Vamos lançar 60 modelos elétricos e 70 híbridos nos próximos cinco anos a nível mundial. Temos uma das maiores ofensivas do mundo. Mas, de nada adianta se não olharmos para a energia que permite a operação desses carros. Temos dois cenários aqui: podemos usar energia nuclear e carvão, ou mirar em fontes como hidráulica, eólica ou solar, por exemplo. Para nós, olhar isso como um todo é fundamental. No Brasil, a projeção é apostar no etanol e trazer os elétricos e híbridos apenas como um complemento de estratégia "limpa".
Algum destes mais de 120 modelos elétricos e híbridos fará parte da realidade brasileira nos próximos cinco anos?
Quem vai determinar isso serão os consumidores. Mas, antes disso, a matriz energética do país e os postos de recarga de baterias. Precisamos de infraestrutura. A união de governos estaduais e marcas é o que irá eletrificar o país. Será um processo mais lento do que vemos na China e nos Estados Unidos e é por isso que os híbridos e os carros movidos a etanol serão a transição perfeita para os modelos 100% elétricos no Brasil. Apenas trazer os veículos para cá, tal como o ID.4, seria fácil. O problema está naquele motorista que não conseguirá dirigir de uma capital a outra por falta de postos de carregamento.

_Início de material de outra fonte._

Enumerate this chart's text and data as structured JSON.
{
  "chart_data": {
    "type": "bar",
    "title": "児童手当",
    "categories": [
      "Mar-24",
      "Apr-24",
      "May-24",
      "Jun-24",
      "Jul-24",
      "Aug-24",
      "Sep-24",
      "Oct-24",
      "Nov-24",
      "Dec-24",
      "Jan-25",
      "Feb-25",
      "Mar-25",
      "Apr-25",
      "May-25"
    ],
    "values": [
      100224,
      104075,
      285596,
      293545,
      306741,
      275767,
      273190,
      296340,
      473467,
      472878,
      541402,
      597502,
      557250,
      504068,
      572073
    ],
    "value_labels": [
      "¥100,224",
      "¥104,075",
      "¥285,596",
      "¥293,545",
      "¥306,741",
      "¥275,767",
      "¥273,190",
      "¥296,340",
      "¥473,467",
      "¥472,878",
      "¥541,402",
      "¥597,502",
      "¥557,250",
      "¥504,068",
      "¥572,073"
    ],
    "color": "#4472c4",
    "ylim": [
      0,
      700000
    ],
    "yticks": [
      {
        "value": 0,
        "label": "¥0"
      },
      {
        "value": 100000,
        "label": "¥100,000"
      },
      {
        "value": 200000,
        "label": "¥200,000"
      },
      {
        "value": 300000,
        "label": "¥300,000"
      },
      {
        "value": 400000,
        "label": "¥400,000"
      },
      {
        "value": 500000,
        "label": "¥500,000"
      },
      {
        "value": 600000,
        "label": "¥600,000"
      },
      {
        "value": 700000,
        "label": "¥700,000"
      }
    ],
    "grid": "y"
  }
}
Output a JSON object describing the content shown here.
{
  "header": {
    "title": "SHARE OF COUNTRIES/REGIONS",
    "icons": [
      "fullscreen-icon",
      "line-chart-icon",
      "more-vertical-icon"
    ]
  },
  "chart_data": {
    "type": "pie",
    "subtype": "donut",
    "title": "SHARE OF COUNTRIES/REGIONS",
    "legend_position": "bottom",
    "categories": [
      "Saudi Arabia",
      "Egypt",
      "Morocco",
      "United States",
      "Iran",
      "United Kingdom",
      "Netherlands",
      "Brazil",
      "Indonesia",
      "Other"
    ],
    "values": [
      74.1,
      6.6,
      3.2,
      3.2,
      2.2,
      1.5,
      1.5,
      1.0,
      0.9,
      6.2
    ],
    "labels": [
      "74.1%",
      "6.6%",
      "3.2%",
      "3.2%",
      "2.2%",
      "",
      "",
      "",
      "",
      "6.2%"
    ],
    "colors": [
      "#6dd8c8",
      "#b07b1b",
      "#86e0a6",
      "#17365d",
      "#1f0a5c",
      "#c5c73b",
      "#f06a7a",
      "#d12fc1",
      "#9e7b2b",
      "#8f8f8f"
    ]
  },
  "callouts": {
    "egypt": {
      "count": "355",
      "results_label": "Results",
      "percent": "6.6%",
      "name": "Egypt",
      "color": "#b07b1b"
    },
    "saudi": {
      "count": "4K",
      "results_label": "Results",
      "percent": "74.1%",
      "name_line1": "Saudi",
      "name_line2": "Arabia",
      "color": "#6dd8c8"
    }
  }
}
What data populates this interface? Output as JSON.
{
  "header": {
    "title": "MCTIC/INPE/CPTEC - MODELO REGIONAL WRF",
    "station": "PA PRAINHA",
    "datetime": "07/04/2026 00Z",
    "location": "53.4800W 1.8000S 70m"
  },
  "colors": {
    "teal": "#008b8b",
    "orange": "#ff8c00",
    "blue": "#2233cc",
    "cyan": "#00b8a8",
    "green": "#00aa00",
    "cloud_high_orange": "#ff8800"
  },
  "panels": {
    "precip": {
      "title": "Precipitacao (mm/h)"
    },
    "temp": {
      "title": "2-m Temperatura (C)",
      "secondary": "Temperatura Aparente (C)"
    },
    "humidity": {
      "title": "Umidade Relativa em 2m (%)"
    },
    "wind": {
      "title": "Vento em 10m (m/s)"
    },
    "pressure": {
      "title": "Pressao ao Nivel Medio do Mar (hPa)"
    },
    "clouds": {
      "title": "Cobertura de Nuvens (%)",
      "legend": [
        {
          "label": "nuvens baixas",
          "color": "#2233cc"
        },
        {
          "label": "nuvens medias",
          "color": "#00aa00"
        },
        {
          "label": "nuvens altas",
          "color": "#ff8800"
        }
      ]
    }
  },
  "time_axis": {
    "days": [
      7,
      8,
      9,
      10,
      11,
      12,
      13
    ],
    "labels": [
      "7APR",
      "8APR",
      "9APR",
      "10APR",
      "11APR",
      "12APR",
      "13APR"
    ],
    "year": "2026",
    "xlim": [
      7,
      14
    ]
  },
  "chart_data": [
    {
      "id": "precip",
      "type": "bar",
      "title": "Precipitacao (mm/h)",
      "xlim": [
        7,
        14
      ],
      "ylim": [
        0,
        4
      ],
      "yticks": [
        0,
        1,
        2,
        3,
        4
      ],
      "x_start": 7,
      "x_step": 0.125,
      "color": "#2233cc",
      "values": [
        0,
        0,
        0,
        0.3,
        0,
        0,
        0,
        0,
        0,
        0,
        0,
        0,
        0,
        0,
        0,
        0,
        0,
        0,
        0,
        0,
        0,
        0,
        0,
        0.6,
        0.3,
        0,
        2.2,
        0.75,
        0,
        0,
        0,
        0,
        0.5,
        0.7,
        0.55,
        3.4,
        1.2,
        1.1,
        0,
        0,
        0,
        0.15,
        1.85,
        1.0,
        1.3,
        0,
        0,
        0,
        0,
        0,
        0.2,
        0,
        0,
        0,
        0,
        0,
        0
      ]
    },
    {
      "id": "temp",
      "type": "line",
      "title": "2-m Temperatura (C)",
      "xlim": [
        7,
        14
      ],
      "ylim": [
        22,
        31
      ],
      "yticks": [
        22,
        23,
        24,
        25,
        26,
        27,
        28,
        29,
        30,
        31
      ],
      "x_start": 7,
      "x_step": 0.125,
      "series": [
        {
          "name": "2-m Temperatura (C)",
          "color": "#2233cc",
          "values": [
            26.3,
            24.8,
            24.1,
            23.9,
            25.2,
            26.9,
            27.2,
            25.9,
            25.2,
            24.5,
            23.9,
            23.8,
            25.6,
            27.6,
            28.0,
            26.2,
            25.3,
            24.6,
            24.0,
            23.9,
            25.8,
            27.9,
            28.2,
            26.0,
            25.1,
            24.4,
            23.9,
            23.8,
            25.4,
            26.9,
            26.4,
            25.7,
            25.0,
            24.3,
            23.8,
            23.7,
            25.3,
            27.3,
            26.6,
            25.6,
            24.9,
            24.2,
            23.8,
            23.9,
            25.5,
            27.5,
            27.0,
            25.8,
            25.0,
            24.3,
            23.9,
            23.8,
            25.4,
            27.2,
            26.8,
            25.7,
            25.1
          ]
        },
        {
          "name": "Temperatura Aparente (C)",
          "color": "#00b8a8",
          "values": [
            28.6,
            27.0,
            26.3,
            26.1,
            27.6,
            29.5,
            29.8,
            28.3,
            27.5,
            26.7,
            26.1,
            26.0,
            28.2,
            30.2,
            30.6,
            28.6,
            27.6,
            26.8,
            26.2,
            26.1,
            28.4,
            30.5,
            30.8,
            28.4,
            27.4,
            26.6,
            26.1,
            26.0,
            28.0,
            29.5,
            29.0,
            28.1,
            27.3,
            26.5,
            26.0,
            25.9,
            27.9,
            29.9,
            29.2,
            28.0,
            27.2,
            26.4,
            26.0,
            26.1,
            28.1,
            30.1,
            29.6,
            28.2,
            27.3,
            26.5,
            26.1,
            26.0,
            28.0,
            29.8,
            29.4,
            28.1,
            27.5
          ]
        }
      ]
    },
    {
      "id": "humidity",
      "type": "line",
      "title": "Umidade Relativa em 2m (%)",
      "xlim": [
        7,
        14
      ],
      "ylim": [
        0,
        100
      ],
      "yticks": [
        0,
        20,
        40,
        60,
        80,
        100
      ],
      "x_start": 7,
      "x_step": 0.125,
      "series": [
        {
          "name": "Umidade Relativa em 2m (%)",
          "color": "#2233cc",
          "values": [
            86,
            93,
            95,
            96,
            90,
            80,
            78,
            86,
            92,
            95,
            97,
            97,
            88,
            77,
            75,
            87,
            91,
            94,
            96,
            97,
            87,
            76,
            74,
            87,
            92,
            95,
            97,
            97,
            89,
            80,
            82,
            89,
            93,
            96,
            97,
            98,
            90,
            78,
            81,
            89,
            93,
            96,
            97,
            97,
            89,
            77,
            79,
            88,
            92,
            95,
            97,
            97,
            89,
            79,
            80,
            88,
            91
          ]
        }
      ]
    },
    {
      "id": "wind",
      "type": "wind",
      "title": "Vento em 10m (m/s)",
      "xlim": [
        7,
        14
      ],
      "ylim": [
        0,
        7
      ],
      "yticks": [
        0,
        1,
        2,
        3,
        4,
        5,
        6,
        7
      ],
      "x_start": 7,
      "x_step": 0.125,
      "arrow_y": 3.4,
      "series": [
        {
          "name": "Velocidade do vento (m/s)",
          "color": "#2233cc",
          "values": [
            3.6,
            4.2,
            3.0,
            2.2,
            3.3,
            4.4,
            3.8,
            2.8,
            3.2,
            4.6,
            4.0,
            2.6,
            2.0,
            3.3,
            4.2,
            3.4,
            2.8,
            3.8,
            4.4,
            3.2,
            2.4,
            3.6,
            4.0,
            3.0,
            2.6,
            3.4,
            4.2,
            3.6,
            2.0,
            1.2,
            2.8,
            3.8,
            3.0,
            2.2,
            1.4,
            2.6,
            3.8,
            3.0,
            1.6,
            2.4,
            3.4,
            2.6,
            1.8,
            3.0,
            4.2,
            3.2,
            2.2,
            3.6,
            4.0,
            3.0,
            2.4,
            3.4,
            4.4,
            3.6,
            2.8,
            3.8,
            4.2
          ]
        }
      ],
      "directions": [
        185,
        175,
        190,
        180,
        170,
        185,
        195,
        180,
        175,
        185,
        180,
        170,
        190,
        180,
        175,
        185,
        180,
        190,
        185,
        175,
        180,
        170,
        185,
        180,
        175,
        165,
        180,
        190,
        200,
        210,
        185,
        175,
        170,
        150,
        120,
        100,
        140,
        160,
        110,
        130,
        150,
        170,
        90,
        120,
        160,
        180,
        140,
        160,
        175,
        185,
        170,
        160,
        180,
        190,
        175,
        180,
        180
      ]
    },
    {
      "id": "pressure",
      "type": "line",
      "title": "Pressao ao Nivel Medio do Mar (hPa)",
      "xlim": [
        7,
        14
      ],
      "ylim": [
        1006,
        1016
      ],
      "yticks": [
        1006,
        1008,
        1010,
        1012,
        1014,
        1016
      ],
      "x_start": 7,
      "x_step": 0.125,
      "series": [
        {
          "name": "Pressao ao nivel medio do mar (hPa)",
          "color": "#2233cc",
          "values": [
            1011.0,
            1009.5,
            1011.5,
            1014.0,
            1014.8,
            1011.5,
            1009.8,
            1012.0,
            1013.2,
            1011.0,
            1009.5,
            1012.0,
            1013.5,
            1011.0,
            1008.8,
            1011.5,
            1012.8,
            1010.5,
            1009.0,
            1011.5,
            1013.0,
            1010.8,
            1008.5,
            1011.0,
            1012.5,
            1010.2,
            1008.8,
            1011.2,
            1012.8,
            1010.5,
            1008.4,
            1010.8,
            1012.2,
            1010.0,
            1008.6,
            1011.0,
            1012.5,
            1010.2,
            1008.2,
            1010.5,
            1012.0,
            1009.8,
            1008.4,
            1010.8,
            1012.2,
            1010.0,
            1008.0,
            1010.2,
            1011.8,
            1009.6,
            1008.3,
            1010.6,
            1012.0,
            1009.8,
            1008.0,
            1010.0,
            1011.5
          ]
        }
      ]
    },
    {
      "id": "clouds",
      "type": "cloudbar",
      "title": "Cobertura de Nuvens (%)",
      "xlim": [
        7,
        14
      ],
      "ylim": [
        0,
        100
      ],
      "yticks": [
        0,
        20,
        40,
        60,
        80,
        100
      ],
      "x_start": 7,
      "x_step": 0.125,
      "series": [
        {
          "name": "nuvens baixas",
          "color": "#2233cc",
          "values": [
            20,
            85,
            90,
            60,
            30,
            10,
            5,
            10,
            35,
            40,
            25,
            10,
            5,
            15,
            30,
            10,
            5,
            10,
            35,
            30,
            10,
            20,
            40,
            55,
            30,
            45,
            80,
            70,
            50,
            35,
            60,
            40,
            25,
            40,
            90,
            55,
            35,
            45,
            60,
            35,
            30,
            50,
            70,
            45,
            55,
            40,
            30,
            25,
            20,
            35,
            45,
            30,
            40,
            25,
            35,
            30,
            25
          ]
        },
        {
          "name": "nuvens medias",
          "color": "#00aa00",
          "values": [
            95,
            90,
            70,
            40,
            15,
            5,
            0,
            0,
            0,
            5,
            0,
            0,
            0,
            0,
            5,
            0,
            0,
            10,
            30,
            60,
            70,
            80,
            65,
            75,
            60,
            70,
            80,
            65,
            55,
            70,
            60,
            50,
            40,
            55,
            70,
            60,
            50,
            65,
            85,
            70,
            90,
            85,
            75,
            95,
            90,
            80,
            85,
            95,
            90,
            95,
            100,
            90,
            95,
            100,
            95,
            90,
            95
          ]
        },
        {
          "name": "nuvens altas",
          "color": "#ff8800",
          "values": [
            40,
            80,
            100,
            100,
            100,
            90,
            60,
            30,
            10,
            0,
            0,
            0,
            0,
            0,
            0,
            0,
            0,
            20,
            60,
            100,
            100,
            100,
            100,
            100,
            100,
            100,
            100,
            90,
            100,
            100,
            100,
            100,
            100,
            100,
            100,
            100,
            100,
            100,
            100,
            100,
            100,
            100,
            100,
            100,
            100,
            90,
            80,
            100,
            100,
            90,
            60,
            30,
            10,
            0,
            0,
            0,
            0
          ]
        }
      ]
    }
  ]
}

Essa ausência de infraestrutura é o principal entrave para o avanço dos elétricos por aqui?
Sim, e também os custos. Custaria bilhões erguer uma infraestrutura, e no momento o Brasil tem outras prioridades sociais e econômicas. Adoraríamos lançar um carro elétrico aqui no próximo ano, mas estamos cientes da realidade atual.
Como a Volkswagen quer conectar os dois extremos que temos por aqui (extinguir os combustíveis fósseis e chegar aos veículos 100% elétricos)?
Infraestrutura e tecnologia. Em 2019, fizemos uma parceria com a EDP para o fornecimento de postos de recarga rápida para os carros do grupo. Os postos iam de Espírito Santo a Santa Catarina. Ainda queremos que isso avance, mas o etanol é ainda nossa maior aposta. Estamos nos unindo à Unica, associação do setor, para criar uma tecnologia revolucionária que permite o uso de etanol nos carros elétricos. Sabemos que o carro a combustão vai acabar em algum momento, e as pesquisas em andamento com a Unica são uma maneira de acelerar a chance do Brasil de exportar não apenas a commodity mas também conhecimento e valor tecnológico. Essa seria uma ótima maneira de inserir o Brasil nessa mobilidade do futuro.